Besides the sounds in the ceiling there were other, different sounds under the floorboards.

‘Rabbits. Always been a problem. We used to poison them. ‘

A memory came back to him:

We got our vaccinations here too…polio, diphtheria, TB and typhoid. Funny thing you know; those diseases, we had never experienced them, never known anyone who had. They were adult words. All we knew was that we didn’t like being jabbed in the arm. It was like education; it was a privilege, it was progress. Now with this Covid stuff, it’s so different. We can see what it’s doing. It’s not some word on a page…’

No, it wasn’t. It was a part of our modern world, where the light of progress had been dimmed by the long shadow of something primeval. Progress was no longer simple, something beyond question. In Tom’s day, progress met being the electrification of the hall, literacy, and protection from terrible diseases; society meant a chain of relationships, a community.

 

‘You’re the last people to see the hall’ he said as we head back outside, ‘I’d say that in another month it will be in the back of a truck and on the way to a dump’. 

The sheer coincidence of our camping here the night, which had granted him his last chance to visit the hall and relive the past…..

Coincidence.

We were on this bike trip because we couldn’t travel anywhere else in the world. Used to constantly crossing borders and changing cultures, our lives had been turned upside down.

At one point, Anya asked: ‘So where do the community go to now?’

He laughed.

‘Community?

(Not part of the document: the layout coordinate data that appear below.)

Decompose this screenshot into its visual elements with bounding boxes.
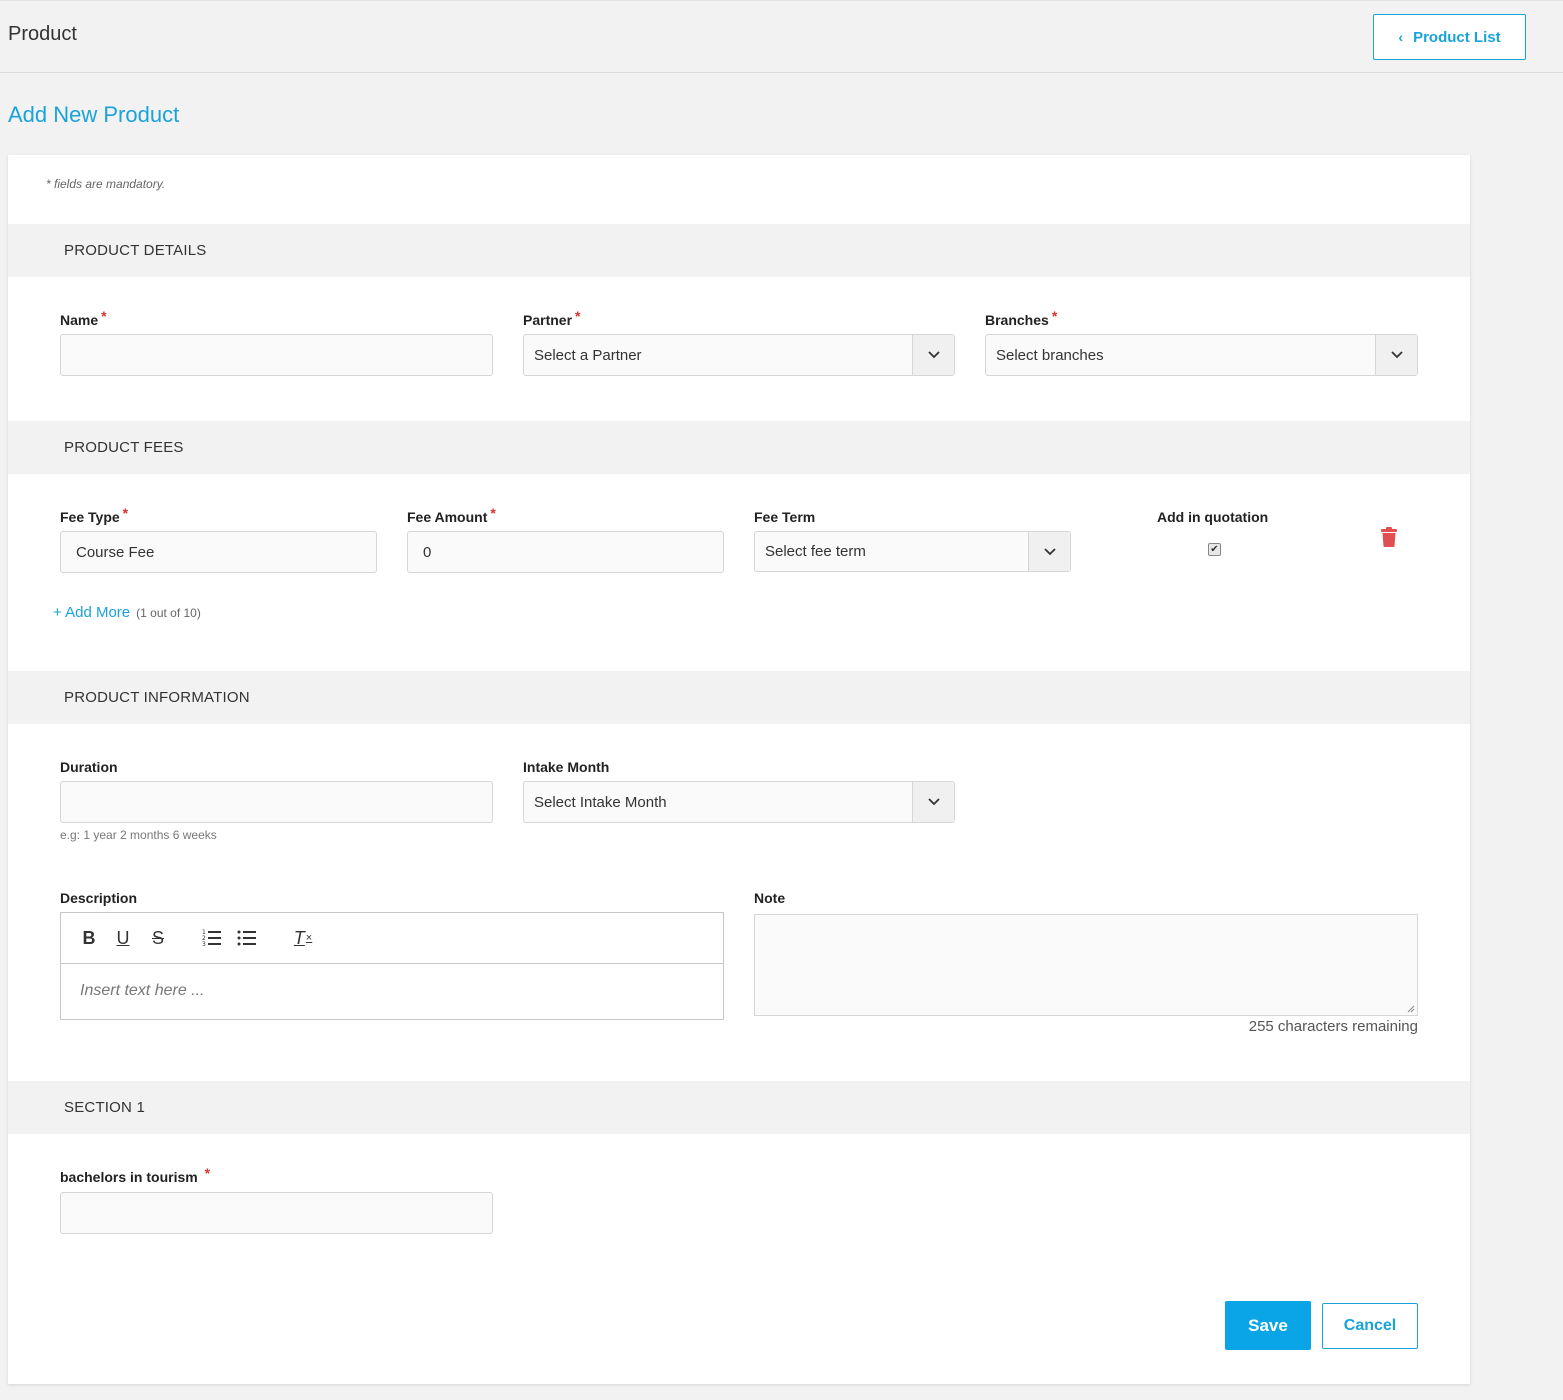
partner-label: Partner * (523, 308, 581, 328)
intake-month-select[interactable]: Select Intake Month (523, 781, 955, 823)
add-in-quotation-label: Add in quotation (1157, 509, 1269, 525)
required-mark: * (122, 505, 129, 521)
chevron-down-icon (912, 782, 954, 822)
required-mark: * (101, 308, 107, 324)
product-form-card: * fields are mandatory. PRODUCT DETAILS … (8, 155, 1470, 1384)
bachelors-in-tourism-label: bachelors in tourism * (60, 1165, 211, 1185)
fee-type-label: Fee Type * (60, 505, 129, 525)
add-more-label: + Add More (53, 604, 131, 621)
product-list-label: Product List (1413, 28, 1501, 46)
cancel-button[interactable]: Cancel (1322, 1303, 1418, 1349)
resize-grip-icon[interactable] (1407, 1005, 1415, 1013)
mandatory-note: * fields are mandatory. (46, 177, 166, 191)
section-header-product-details: PRODUCT DETAILS (8, 224, 1470, 277)
description-editor: B U S 1 2 3 T × Insert text here ... (60, 912, 724, 1020)
branches-label: Branches * (985, 308, 1058, 328)
page-heading: Add New Product (8, 102, 180, 127)
clear-format-icon[interactable]: T × (292, 927, 314, 949)
bold-icon[interactable]: B (81, 927, 97, 949)
save-button[interactable]: Save (1225, 1301, 1311, 1350)
underline-icon[interactable]: U (115, 927, 131, 949)
name-input[interactable] (60, 334, 493, 376)
ordered-list-icon[interactable]: 1 2 3 (202, 928, 222, 948)
fee-term-label: Fee Term (754, 509, 816, 525)
strikethrough-icon[interactable]: S (150, 927, 166, 949)
add-more-link[interactable]: + Add More (1 out of 10) (53, 604, 201, 621)
fee-amount-input[interactable]: 0 (407, 531, 724, 573)
svg-text:3: 3 (202, 941, 206, 948)
top-bar: Product ‹ Product List (0, 0, 1563, 73)
branches-select-value: Select branches (996, 346, 1104, 364)
duration-hint: e.g: 1 year 2 months 6 weeks (60, 828, 217, 842)
product-list-button[interactable]: ‹ Product List (1373, 14, 1526, 60)
required-mark: * (1051, 308, 1058, 324)
section-header-product-fees: PRODUCT FEES (8, 421, 1470, 474)
fee-amount-label: Fee Amount * (407, 505, 496, 525)
intake-month-label: Intake Month (523, 759, 610, 775)
fee-term-select[interactable]: Select fee term (754, 531, 1071, 572)
add-in-quotation-checkbox[interactable]: ✔ (1208, 543, 1221, 556)
chevron-down-icon (912, 335, 954, 375)
chevron-left-icon: ‹ (1398, 29, 1404, 45)
description-input[interactable]: Insert text here ... (61, 964, 723, 1018)
description-label: Description (60, 890, 138, 906)
chevron-down-icon (1375, 335, 1417, 375)
trash-icon[interactable] (1381, 527, 1397, 547)
note-label: Note (754, 890, 786, 906)
fee-term-select-value: Select fee term (765, 543, 866, 560)
note-textarea[interactable] (754, 914, 1418, 1016)
bachelors-in-tourism-input[interactable] (60, 1192, 493, 1234)
partner-select[interactable]: Select a Partner (523, 334, 955, 376)
section-header-section-1: SECTION 1 (8, 1081, 1470, 1134)
editor-toolbar: B U S 1 2 3 T × (61, 913, 723, 964)
required-mark: * (490, 505, 496, 521)
page-section-title: Product (8, 23, 77, 45)
bullet-list-icon[interactable] (237, 928, 257, 948)
duration-input[interactable] (60, 781, 493, 823)
branches-select[interactable]: Select branches (985, 334, 1418, 376)
partner-select-value: Select a Partner (534, 346, 642, 364)
fee-type-input[interactable]: Course Fee (60, 531, 377, 573)
note-characters-remaining: 255 characters remaining (1248, 1018, 1418, 1035)
intake-month-select-value: Select Intake Month (534, 793, 667, 811)
section-header-product-information: PRODUCT INFORMATION (8, 671, 1470, 724)
required-mark: * (575, 308, 581, 324)
chevron-down-icon (1028, 532, 1070, 571)
required-mark: * (204, 1165, 211, 1181)
duration-label: Duration (60, 759, 118, 775)
add-more-count: (1 out of 10) (136, 606, 201, 620)
name-label: Name * (60, 308, 107, 328)
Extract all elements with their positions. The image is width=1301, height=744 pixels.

There is no community’.

 

When we emerged from the hall, it was to be greeted a different kind of night than the one we departed from when we entered the hall.

On the breeze came the sounds of big machines, like the low rumble of a passing aeroplane. Their lamps illuminated long stretches of fields.

Where had they come from?

In the afternoon, the land had been as empty and as quiet as the depths of the Sahara.

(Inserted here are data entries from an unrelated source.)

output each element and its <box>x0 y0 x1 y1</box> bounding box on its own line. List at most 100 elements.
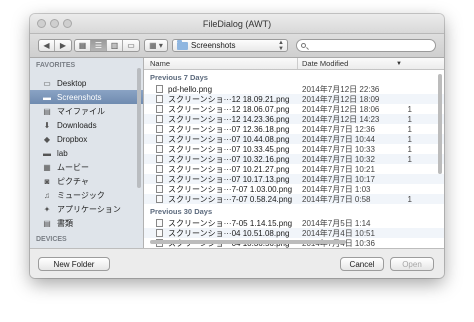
sidebar-item[interactable]: ◆ Dropbox <box>30 132 143 146</box>
column-view-icon: ▥ <box>110 41 119 50</box>
file-row[interactable]: スクリーンショ···12 14.23.36.png 2014年7月12日 14:2… <box>144 114 444 124</box>
sidebar-item[interactable]: ▦ ムービー <box>30 160 143 174</box>
forward-button[interactable]: ▶ <box>55 40 71 51</box>
sidebar-item[interactable]: ◙ ピクチャ <box>30 174 143 188</box>
window-title: FileDialog (AWT) <box>202 19 272 29</box>
folder-icon <box>177 39 188 50</box>
file-size-cell: 1 <box>407 154 412 164</box>
png-file-icon <box>156 135 163 143</box>
file-row[interactable]: スクリーンショ···7-05 1.14.15.png 2014年7月5日 1:14 <box>144 218 444 228</box>
column-view-button[interactable]: ▥ <box>107 40 123 51</box>
file-dialog-window: FileDialog (AWT) ◀ ▶ ▦ ☰ ▥ ▭ ▦ ▾ Screens… <box>30 14 444 278</box>
documents-icon: ▤ <box>43 218 51 228</box>
list-view-button[interactable]: ☰ <box>91 40 107 51</box>
list-vertical-scrollbar[interactable] <box>438 74 442 174</box>
file-row[interactable]: スクリーンショ···12 18.06.07.png 2014年7月12日 18:0… <box>144 104 444 114</box>
coverflow-view-icon: ▭ <box>127 41 135 50</box>
png-file-icon <box>156 115 163 123</box>
sidebar-item[interactable]: ♫ ミュージック <box>30 188 143 202</box>
file-size-cell: 1 <box>407 104 412 114</box>
file-row[interactable]: スクリーンショ···07 10.32.16.png 2014年7月7日 10:32… <box>144 154 444 164</box>
file-row[interactable]: スクリーンショ···7-07 0.58.24.png 2014年7月7日 0:58… <box>144 194 444 204</box>
folder-icon: ▬ <box>43 148 51 158</box>
search-icon <box>301 43 306 48</box>
icon-view-icon: ▦ <box>78 41 87 50</box>
desktop-icon: ▭ <box>43 78 51 88</box>
name-column-header[interactable]: Name <box>144 58 298 69</box>
png-file-icon <box>156 105 163 113</box>
file-row[interactable]: スクリーンショ···07 10.21.27.png 2014年7月7日 10:21 <box>144 164 444 174</box>
applications-icon: ✦ <box>43 204 51 214</box>
sidebar-item-label: マイファイル <box>57 106 105 116</box>
group-header: Previous 30 Days <box>150 207 213 216</box>
date-modified-column-header[interactable]: Date Modified ▼ <box>298 58 444 69</box>
location-popup[interactable]: Screenshots ▲ ▼ <box>172 39 288 52</box>
pictures-icon: ◙ <box>44 176 50 186</box>
sidebar-item-label: ピクチャ <box>57 176 89 186</box>
sidebar-item[interactable]: ✦ アプリケーション <box>30 202 143 216</box>
sidebar-item[interactable]: ▤ 書類 <box>30 216 143 230</box>
file-name-cell: スクリーンショ···7-07 0.58.24.png <box>144 194 298 205</box>
file-name: スクリーンショ···7-07 0.58.24.png <box>168 194 293 204</box>
file-row[interactable]: pd-hello.png 2014年7月12日 22:36 <box>144 84 444 94</box>
arrange-menu: ▦ ▾ <box>144 39 168 52</box>
sidebar-item[interactable]: ▤ マイファイル <box>30 104 143 118</box>
coverflow-view-button[interactable]: ▭ <box>123 40 139 51</box>
history-navigation: ◀ ▶ <box>38 39 72 52</box>
png-file-icon <box>156 185 163 193</box>
sort-descending-icon: ▼ <box>396 61 402 67</box>
png-file-icon <box>156 145 163 153</box>
png-file-icon <box>156 219 163 227</box>
file-size-cell: 1 <box>407 124 412 134</box>
popup-arrows-icon: ▲ ▼ <box>278 40 284 52</box>
file-row[interactable]: スクリーンショ···07 10.44.08.png 2014年7月7日 10:44… <box>144 134 444 144</box>
open-button[interactable]: Open <box>390 257 434 271</box>
column-headers: Name Date Modified ▼ <box>144 58 444 70</box>
sidebar-item[interactable]: ▬ Screenshots <box>30 90 143 104</box>
group-header: Previous 7 Days <box>150 73 208 82</box>
png-file-icon <box>156 155 163 163</box>
file-row[interactable]: スクリーンショ···07 10.17.13.png 2014年7月7日 10:17 <box>144 174 444 184</box>
file-row[interactable]: スクリーンショ···12 18.09.21.png 2014年7月12日 18:0… <box>144 94 444 104</box>
new-folder-button[interactable]: New Folder <box>38 257 110 271</box>
sidebar-item[interactable]: ▬ lab <box>30 146 143 160</box>
arrange-button[interactable]: ▦ ▾ <box>145 40 167 51</box>
icon-view-button[interactable]: ▦ <box>75 40 91 51</box>
search-field[interactable] <box>296 39 436 52</box>
file-size-cell: 1 <box>407 144 412 154</box>
back-button[interactable]: ◀ <box>39 40 55 51</box>
location-label: Screenshots <box>191 41 236 50</box>
sidebar-item-label: Downloads <box>57 120 97 130</box>
arrange-icon: ▦ ▾ <box>149 41 163 50</box>
file-name-cell: pd-hello.png <box>144 85 298 94</box>
file-row[interactable]: スクリーンショ···7-07 1.03.00.png 2014年7月7日 1:03 <box>144 184 444 194</box>
music-icon: ♫ <box>44 190 50 200</box>
sidebar-item-label: ムービー <box>57 162 89 172</box>
sidebar-item[interactable]: ⬇ Downloads <box>30 118 143 132</box>
dialog-footer: New Folder Cancel Open <box>30 248 444 278</box>
sidebar-item-label: アプリケーション <box>57 204 121 214</box>
file-size-cell: 1 <box>407 114 412 124</box>
file-list: Name Date Modified ▼ Previous 7 Days pd-h… <box>144 58 444 248</box>
sidebar-item[interactable]: ▭ Desktop <box>30 76 143 90</box>
cancel-button[interactable]: Cancel <box>340 257 384 271</box>
file-row[interactable]: スクリーンショ···04 10.51.08.png 2014年7月4日 10:51 <box>144 228 444 238</box>
all-my-files-icon: ▤ <box>43 106 51 116</box>
png-file-icon <box>156 165 163 173</box>
file-row[interactable]: スクリーンショ···07 12.36.18.png 2014年7月7日 12:36… <box>144 124 444 134</box>
file-row[interactable]: スクリーンショ···07 10.33.45.png 2014年7月7日 10:33… <box>144 144 444 154</box>
sidebar-section-devices: DEVICES <box>36 236 67 243</box>
sidebar: FAVORITES ▭ Desktop ▬ Screenshots ▤ マイファイル ⬇ Do… <box>30 58 144 248</box>
list-view-icon: ☰ <box>94 41 103 50</box>
back-arrow-icon: ◀ <box>43 41 50 50</box>
movies-icon: ▦ <box>43 162 51 172</box>
sidebar-item-label: Desktop <box>57 78 87 88</box>
sidebar-item-label: 書類 <box>57 218 73 228</box>
list-horizontal-scrollbar[interactable] <box>150 240 346 244</box>
sidebar-scrollbar[interactable] <box>137 68 141 188</box>
file-name: pd-hello.png <box>168 84 213 94</box>
sidebar-item-label: ミュージック <box>57 190 105 200</box>
sidebar-item-label: lab <box>57 148 68 158</box>
date-modified-label: Date Modified <box>302 59 349 68</box>
file-size-cell: 1 <box>407 134 412 144</box>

‘They’re seeding barley’ he explained, ‘the machines and the operators are hired in and work in shifts.’

‘They’re not locals….not farmers?’

‘Around here most of the land is owned by a Chinese-Malaysian corporation.’

‘Where are the farmers?’  

He laughed: ‘They got old! Like me!‘

And by way of afterthought: ‘The kids aren’t interested in living on the land. The farms get bought up by foreign corporations.’

 

He said ´cheerio´ and drove off, leaving us alone with the embers of our fire.

The old building took on a very different prospect than during the afternoon.

More than a windbreak, a place to stop for a night.  

The clear immense night sky was a blaze of stars. In the cold wind could be heard the sound of the machines and the inexorable march of a relentless future.

Once upon a time the community hall was the centre of the universe for the people living in the area. The people were gone. 

When I thought about globalisation and its shadow sides, I thought of factories closing, big corporations locating to places like China or Vietnam or Bangla Desh and thousands of workers left without a job.

In this case, big corporations were moving in and the traditional farming communities were disintegrating.  

Community? There is no community!

Our communities were now in the ether and experienced via our phones on the social media.

Whether this was an improvement, I couldn’t say.

It was a change and change was the only constant in our lives, for better or for worse.